Pask designed the original production of The Pillowman and its subsequent UK tour for the National Theatre. Additional credits include On an Average Day (West End) and Tales From Hollywood (Donmar Warehouse) both directed by John Crowley; Bash (Almeida Theatre, New York, Los Angeles, and Showtime); Albert Herring (Opera North U.K); The Underpants, The Bomb-itty of Errors, The Donkey Show (NY, London, Edinburgh, Cambridge), Slanguage, The Gimmick, Love's Fowl, The Beginning of August, Refuge. Also: Baltimore Center Stage, Alliance Theater, South Coast Repertory, Seattle Rep, The Old Globe, ACT, Yale Repertory Theater, Walker Arts Center, Lincoln Center Festival, Spoleto, BAM and Williamstown. He also designed the original scenic design for the debut of Johnny Baseball at the American Repertory Theatre Spring 2010.
Of his work, Ben Brantley in The New York Times wrote: "Scott Pask’s exposed-wall set is the perfect playground for a world in which imagination (aided by chemical substances) provides the décor." in reference to Hair.[2] Pask has said of his work "I do love abstracted places, especially one where I can fill it with so much texture," [3]
Pask designed the holiday snow globes for Broadway Cares/Equity Fights AIDS for 2005 and 2009.[4]
Pask won the 1999 Lucille Lortel Award and Henry Hewes Award for his work on The Mineola Twins and the 2001 Bessie Award for Verge.
He has been nominated for the Tony Award for Scenic Design of a Musical for Pal Joey (2009); Tony Award for Best Scenic Design of a Play for Les Liaisons Dangereuses (2008).

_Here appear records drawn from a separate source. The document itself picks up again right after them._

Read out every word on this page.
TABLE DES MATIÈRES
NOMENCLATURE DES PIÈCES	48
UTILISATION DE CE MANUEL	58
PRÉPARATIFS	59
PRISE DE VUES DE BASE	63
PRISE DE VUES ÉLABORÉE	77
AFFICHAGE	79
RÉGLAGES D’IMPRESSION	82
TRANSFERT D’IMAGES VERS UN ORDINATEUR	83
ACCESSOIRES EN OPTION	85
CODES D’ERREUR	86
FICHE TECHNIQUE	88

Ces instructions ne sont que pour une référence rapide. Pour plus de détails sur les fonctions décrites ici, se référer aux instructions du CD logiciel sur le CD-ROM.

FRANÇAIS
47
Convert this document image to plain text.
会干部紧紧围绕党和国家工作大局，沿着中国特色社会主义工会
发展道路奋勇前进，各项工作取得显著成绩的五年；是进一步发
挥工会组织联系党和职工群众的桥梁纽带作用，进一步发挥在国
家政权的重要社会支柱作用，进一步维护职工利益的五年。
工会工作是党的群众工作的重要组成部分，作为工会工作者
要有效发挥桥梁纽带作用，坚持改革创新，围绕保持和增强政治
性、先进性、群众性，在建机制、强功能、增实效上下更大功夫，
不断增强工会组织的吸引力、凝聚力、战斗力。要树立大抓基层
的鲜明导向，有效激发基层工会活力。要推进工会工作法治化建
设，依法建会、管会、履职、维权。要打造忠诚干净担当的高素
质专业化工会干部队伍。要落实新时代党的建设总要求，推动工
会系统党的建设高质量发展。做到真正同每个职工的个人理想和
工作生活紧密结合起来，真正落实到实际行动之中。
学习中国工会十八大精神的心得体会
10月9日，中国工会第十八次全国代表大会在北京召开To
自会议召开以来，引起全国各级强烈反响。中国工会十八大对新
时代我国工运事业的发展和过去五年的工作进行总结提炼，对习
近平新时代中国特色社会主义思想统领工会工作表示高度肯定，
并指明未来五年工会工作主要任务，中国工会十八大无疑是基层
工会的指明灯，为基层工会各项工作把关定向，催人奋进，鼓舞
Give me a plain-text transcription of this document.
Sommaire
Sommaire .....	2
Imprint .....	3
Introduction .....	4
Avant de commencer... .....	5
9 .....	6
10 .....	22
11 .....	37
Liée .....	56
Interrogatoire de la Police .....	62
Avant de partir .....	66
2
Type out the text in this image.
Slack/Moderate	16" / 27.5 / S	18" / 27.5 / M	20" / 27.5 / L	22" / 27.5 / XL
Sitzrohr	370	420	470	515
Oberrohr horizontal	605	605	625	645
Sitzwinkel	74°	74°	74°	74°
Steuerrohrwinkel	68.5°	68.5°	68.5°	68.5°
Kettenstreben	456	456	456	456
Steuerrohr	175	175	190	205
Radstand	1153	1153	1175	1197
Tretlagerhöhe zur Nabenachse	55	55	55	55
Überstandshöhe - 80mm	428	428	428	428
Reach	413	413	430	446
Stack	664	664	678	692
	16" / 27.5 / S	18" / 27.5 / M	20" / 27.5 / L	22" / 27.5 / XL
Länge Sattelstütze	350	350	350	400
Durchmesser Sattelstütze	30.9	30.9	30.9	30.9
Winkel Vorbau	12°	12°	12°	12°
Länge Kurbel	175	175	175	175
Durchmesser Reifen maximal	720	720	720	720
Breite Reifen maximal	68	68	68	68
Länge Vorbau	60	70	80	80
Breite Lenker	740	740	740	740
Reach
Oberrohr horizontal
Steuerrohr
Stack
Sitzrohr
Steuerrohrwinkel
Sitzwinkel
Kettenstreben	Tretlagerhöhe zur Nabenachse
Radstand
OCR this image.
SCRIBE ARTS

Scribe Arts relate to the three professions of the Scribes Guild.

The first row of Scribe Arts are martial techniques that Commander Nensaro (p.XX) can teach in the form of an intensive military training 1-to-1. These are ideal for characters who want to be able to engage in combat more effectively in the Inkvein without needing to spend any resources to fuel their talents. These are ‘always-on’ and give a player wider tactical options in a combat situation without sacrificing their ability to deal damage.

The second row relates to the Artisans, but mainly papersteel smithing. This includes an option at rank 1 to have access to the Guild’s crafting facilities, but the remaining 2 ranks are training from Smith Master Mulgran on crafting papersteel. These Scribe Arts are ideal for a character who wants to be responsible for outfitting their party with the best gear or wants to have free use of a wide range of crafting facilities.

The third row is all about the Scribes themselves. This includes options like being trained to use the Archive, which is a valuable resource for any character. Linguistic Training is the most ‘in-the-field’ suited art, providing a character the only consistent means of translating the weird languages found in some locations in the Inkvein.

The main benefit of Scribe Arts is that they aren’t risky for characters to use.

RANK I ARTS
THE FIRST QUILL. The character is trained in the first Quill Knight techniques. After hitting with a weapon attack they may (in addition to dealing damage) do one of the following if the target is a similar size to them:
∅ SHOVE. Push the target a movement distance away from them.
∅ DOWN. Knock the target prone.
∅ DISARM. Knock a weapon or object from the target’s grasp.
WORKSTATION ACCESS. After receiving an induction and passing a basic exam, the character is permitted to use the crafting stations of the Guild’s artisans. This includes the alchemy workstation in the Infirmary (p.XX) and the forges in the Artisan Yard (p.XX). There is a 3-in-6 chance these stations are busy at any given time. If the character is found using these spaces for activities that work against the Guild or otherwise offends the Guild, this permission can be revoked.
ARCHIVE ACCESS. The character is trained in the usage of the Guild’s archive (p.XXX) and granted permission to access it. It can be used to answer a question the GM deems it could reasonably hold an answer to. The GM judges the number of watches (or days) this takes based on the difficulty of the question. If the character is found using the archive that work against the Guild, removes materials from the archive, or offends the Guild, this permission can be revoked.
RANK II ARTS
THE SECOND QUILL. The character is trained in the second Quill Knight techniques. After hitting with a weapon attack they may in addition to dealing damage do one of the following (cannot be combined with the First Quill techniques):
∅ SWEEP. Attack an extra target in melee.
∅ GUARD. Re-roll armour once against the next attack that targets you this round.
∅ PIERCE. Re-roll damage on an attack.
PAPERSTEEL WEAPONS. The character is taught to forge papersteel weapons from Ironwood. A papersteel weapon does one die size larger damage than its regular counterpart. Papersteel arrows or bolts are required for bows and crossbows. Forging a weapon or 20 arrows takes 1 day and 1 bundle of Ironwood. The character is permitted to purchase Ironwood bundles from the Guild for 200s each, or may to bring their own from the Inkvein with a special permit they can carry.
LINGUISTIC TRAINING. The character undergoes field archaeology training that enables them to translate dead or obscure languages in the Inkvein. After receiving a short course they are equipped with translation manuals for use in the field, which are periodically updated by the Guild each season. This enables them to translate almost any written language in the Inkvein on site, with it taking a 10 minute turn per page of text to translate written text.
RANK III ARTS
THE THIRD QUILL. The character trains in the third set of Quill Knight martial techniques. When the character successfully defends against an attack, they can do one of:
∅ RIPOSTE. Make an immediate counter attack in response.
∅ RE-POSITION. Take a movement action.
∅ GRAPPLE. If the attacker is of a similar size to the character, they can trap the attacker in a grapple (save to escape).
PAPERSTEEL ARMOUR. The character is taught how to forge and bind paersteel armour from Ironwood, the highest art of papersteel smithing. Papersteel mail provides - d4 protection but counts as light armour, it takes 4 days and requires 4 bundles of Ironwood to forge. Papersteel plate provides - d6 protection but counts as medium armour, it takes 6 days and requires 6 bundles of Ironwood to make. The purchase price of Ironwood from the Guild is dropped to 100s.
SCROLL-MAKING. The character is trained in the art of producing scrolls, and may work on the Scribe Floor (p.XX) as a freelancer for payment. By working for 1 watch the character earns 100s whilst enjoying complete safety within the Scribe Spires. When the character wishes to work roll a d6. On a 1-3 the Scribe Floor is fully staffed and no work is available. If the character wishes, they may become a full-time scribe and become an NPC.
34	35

He won the Tony Award for Best Scenic Design of a Musical for The Book of Mormon (2011), and Best Scenic Design of a Play for The Coast of Utopia (parts 1,2, and 3) (2007) and The Pillowman (2005). He won the Drama Desk Award, Outstanding Set Design of a Play, for Les Liaisons Dangereuses and The Coast of Utopia.[5]